« Ce n’est pas une bonne nouvelle (…) qu’une candidate qui effectivement dans les enquêtes d’opinion reçoit le soutien d’une partie importante de l’opinion publique en France soit empêchée de se présenter par une décision de justice ». Xavier Bellamy (député LR européen, BFMTV le 1er avril 2025).
La droite française affectionne les dirigeants à la probité douteuse : Chirac, qui a longtemps vécu aux crochets de la ville de Paris ; Sarkozy, multi-condamné ; Fillon, l’adepte des emplois fictifs et des jetons de présence dans des filiales de Gazprom ; Wauquiez, qui fait payer ses frais de bouche à la Région Auvergne-Rhône-Alpes… Il est logique que les responsables de LR « soient troublés » par la condamnation de Marine le Pen dans l’affaire des assistants parlementaires européens.
Parmi les sanctions infligées à la patronne du RN, c’est bizarrement la peine d’inéligibilité immédiatement exécutoire qui a le plus choqué, alors que sa condamnation à deux ans de prison ferme est tout aussi rédhibitoire : imagine-t-on une Présidente de la République arborant un bracelet électronique ?
Peu importe en définitive la décision qui sera prise par les juges en appel. Le fait d’avoir organisé un système de détournement de fonds publics (1) interdit à Marine le Pen d’exercer quelque mandat électif que ce soit : c’est une question de morale politique plus que de justice.
La campagne menée par l’extrême droite contre « la tyrannie des juges » est grotesque. Si les juges ont du pouvoir, c’est uniquement sur ceux qui ont commis un délit ou un crime. Autrement dit, si le FN n’avait pas escroqué le Parlement Européen, Marine le Pen ne serait pas privée d’élection.

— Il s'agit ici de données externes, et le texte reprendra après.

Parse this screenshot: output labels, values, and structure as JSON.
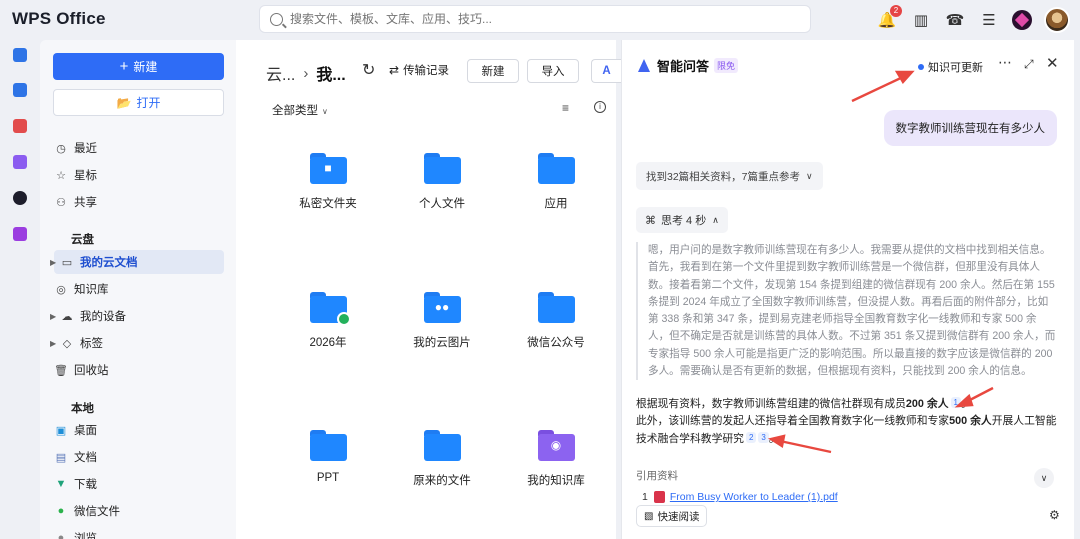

Les juges n’écrivent pas le droit. Ils ne font qu’appliquer les sanctions prévues par le législateur (rappelons que la députée Marine le Pen réclamait il y a peu l’inéligibilité à vie pour les politiciens coupables de délit financier).
La démocratie ne se résume pas à la seule expression de la volonté du peuple, comme le prétendent les démagogues de tout poil ; elle inclut aussi l’ensemble des règles, lois et institutions dont s’est dotée la nation pour protéger les individus, gouverner la société et assurer la cohésion sociale. La démocratie, c’est d’abord le respect de l’état de droit. Dans ce cadre, le pouvoir judiciaire est aussi légitime que le pouvoir législatif et exécutif, même s’il ne tire pas sa légitimité des urnes. Ce n’est pas un hasard si l’extrême droite s’en prend aux juges chaque fois qu elle accède au pouvoir : en Hongrie, en Italie, aux États-Unis… Les juges constituent le garde-fou de la démocratie.
Dans ce contexte, les attaques récurrentes des responsables de LR contre l’état de droit (2) n’augure rien de bon. Idéologiquement, on ne voit pas ce qui les sépare aujourd’hui de l’extrême droite. Ne nous réjouissons pas trop vite de l’élimination de Marine le Pen : elle peut tout aussi bien ouvrir la voie à une alliance LR – RN pour 2027…
En définitive, la situation n’est pas si catastrophique que ça pour le RN : il a perdu sa candidate, mais il a gagné un bel ami.
(1) Le FN a fait financer par le Parlement Européen 4 assistants parlementaires qui travaillaient en fait pour le parti. Parmi ceux-ci, figuraient le garde du corps de Marine le Pen et sa chef de cabinet (celle-ci a avoué n’avoir passé que 12 heures au Parlement Européen entre octobre 2014 et aout 2015). Les juges ont estimé à 4 millions d’euros les fonds publics ainsi détournés.
(2) c.f. Bruno Retailleau le 30/09/2024 : « L’état de droit, ce n’est pas intangible, ni sacré ».